Warren Zevon: VH1 (Inside) Out — Warren Zevon: Keep Me in Your Heart

Warren Zevon
Inside
2004-02-10

Warren Zevon quotes Hemingway: “All good stories end in death.” In using this quotations, Zevon reveals yet again his morbid sense of humor, albeit in a much more serious scenario. Zevon’s comment comes after he’s been diagnosed with lung cancer and given three months to live. It also comes after he’s decided to make one final album and to let a VH1 film crew capture the processes of artistic creation and physical death. We know how the story ends, but we don’t have to accept it as good.

The last 18 months have been a Warren Zevon reclamation project, culminating with Zevon posthumously winning two Grammy awards (out of five nominations) for The Wind, the final album he held on to finish. The public rushed to acknowledge the songwriting skills they had frequently overlooked. Artists like Bob Dylan decided to pay tribute to him during their live shows. Most of us pretended to be long-time fans.

It’s hard to talk about a death narrative. (Inside) Out — Warren Zevon: Keep Me in Your Heart is not enjoyable in any acceptable sense, but it’s compelling in ways beyond those stirrings that make us look at car crashes. Acknowledging the pain in the movie becomes an existential provocation that feels almost necessary, and at the same time avoidable (such are the limits of DVDs that you can press “Stop”).

The power of Keep Me in Your Heart resides in Zevon’s directness. He never seems to forget that he’s dying, yet he keeps his life from taking on either a romantic sheen or a pitiful skin. He keeps his trademark sense of humor about the end (how else could he record “Knockin’ on Heaven’s Door”?), but he doesn’t allow the joking to hide his hurting. He’s dying and it sucks, and that’s about it.

If Zevon’s right that “songwriting was designed for the inarticulate”, then he should have never made a buck at his trade. His words — whether on dying, recording, or eating sandwiches — drive the film. Excerpts from Zevon’s journal cover the gaps in the film and his interview provide as much insight as any visuals. Unless, of course, you allow yourself to watch Zevon’s physical deterioration.

Musically, the highlight of the DVD comes when Bruce Springsteen plays that solo from “Disorder in the House”, while a roomful of music veterans gape in awe. Zevon says, “You really are him.” The sense of humor never leaves. This scene sticks in the memory, but a small part of it stands out as an aftertaste. While Springsteen strikes a comical pose with his guitar, Zevon takes a picture. The levels of recording become surreal, with a video camera capturing a man photographing a man (who’s really him) who will be recorded for the first man’s final document and farewell message.
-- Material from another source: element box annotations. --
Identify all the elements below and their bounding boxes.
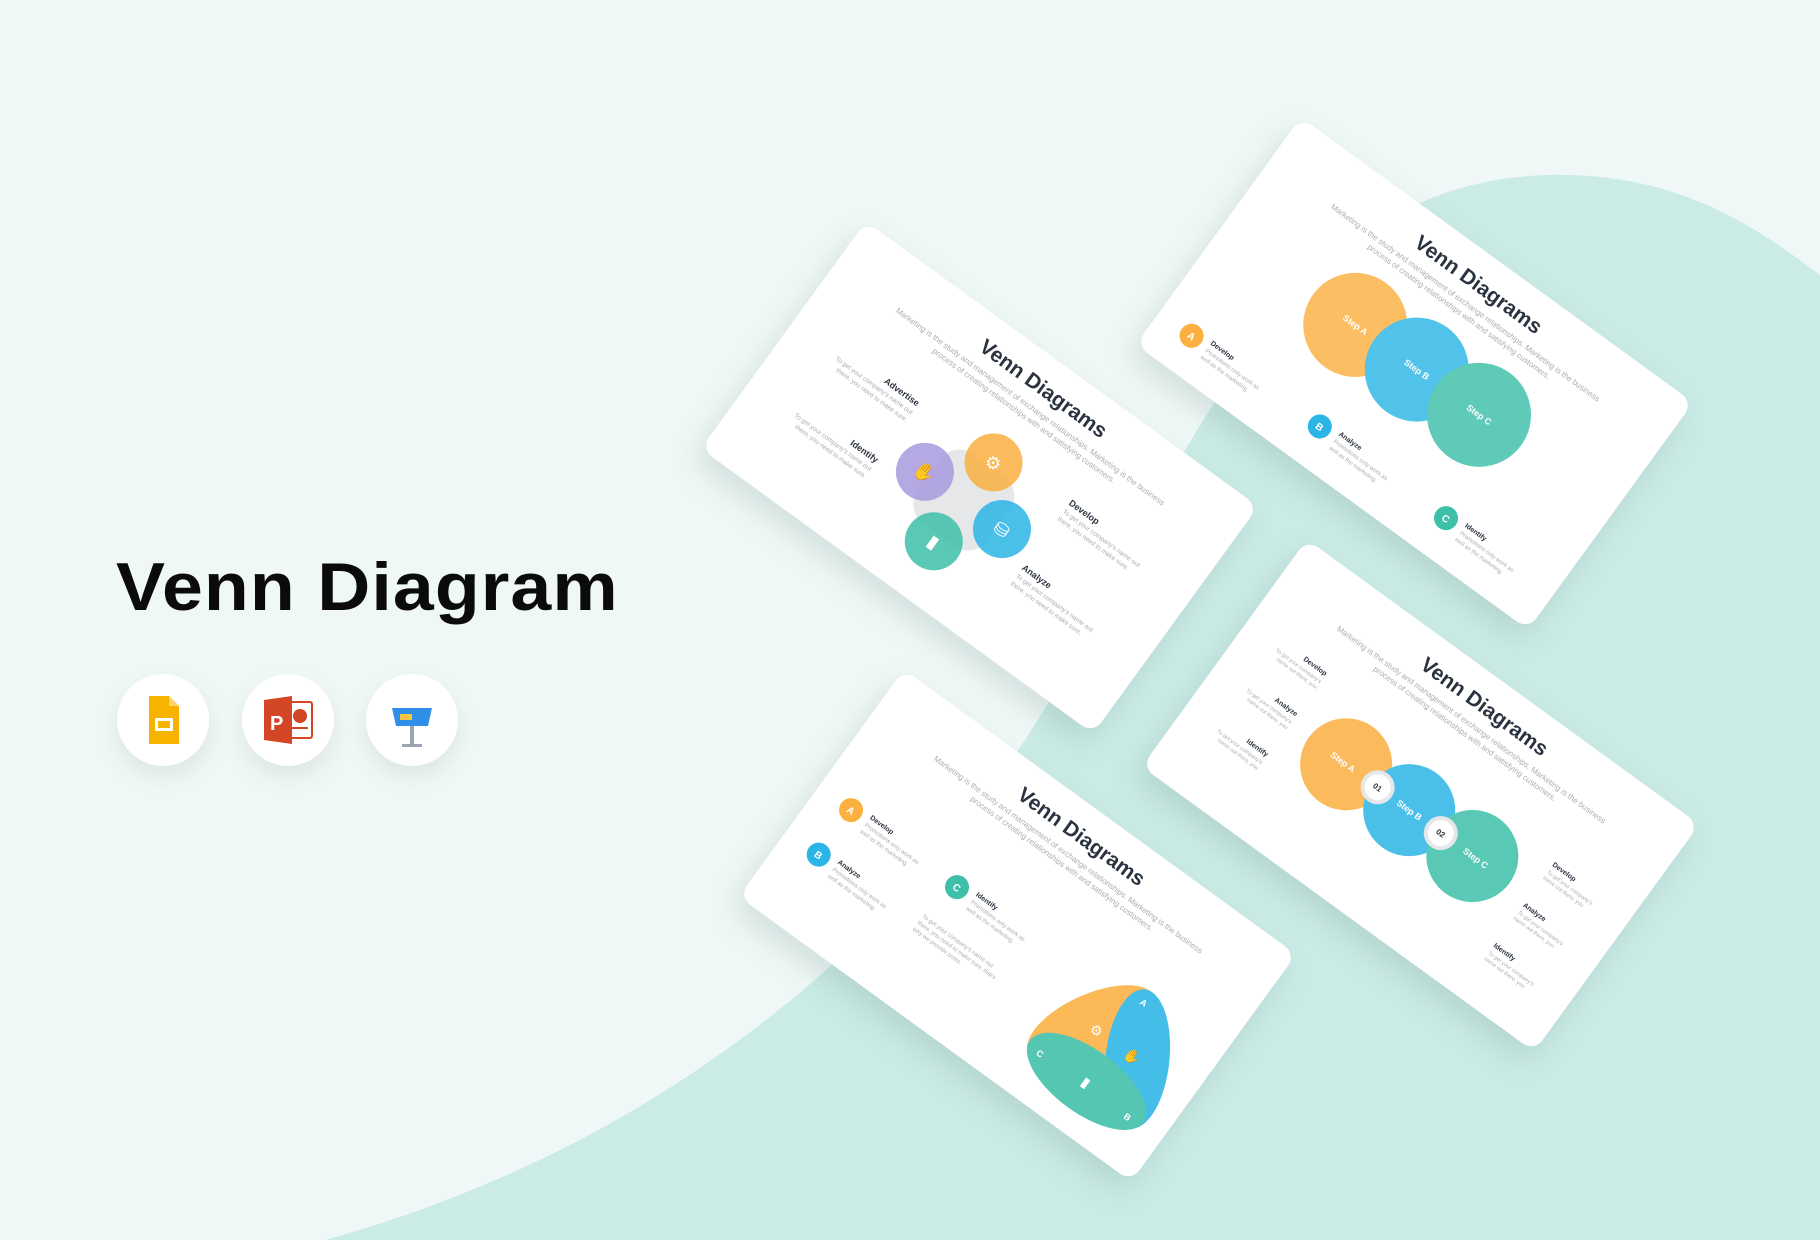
paragraph: Marketing is the study and management of exchange relationships. Marketing is the business bbox=[894, 306, 1166, 507]
card: three-lobe venn bbox=[739, 669, 1296, 1182]
card: three-lobe venn: Promotions only work as bbox=[863, 823, 919, 866]
card: three-lobe venn: A bbox=[1138, 997, 1150, 1009]
labels bbox=[841, 368, 1102, 591]
card: three-lobe venn: well as the marketing. bbox=[858, 829, 909, 868]
card: three steps chain: To get your company's bbox=[1487, 951, 1535, 988]
card: three steps overlapping: Promotions only work as bbox=[1204, 348, 1260, 392]
card: three steps chain: name out there, you bbox=[1512, 916, 1555, 949]
card: three steps chain: Step B bbox=[1395, 798, 1424, 823]
card: three steps overlapping: Step C bbox=[1465, 402, 1494, 428]
venn circles bbox=[1283, 252, 1552, 487]
card: three steps chain: 01 bbox=[1371, 781, 1384, 794]
card: three steps overlapping: Identify bbox=[1463, 523, 1488, 543]
card: three steps chain: name out there, you bbox=[1275, 657, 1318, 691]
card: four circles: there, you need to make sure. bbox=[793, 424, 867, 480]
card: three steps overlapping: Step A bbox=[1341, 313, 1370, 338]
card: three steps chain: name out there, you bbox=[1483, 956, 1526, 990]
card: three-lobe venn: there, you need to make sure, that's bbox=[916, 920, 997, 981]
side labels: Develop bbox=[1551, 862, 1577, 883]
side labels: Analyze bbox=[1521, 902, 1547, 923]
card: three-lobe venn: To get your company's name out bbox=[920, 914, 994, 970]
card: three-lobe venn: C bbox=[950, 882, 962, 895]
badges bbox=[1175, 317, 1463, 537]
card: three-lobe venn: Identify bbox=[974, 892, 999, 912]
labels: Advertise bbox=[882, 376, 921, 408]
card: three steps overlapping: Promotions only work as bbox=[1458, 531, 1514, 574]
card: three steps overlapping: Analyze bbox=[1337, 431, 1363, 452]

For whom does a dying man take a picture, and where does it fit into the system of inscription? As Zevon deteriorates, he hurries to finish the album, and perhaps the photograph stems from a nagging desire to record it all. We have the photographing, but where is the photograph itself?

Rather than adding to the act of preservation, the bonus features, which take up more time than the actual film, are mostly disappointing. The two music videos, for “Keep Me in Your Heart” and “Disorder in the House” were created from the documentary’s footage, and there’s nothing interesting in them. The highlights from the bonus interviews have already been used for the film, and the sound quality is frustratingly poor on several of them.

It’s a shame that the second half of the DVD contains such inane and carelessly assembled material, because Keep Me in Your Heart reveals the poignancy of a life captured and forces us to deal with the feelings that arise from observing it. We want to feel and to know and, in doing so, to participate. Yet, in the end, we’re spectators, external, and capable of forgetting that Warren’s really dead.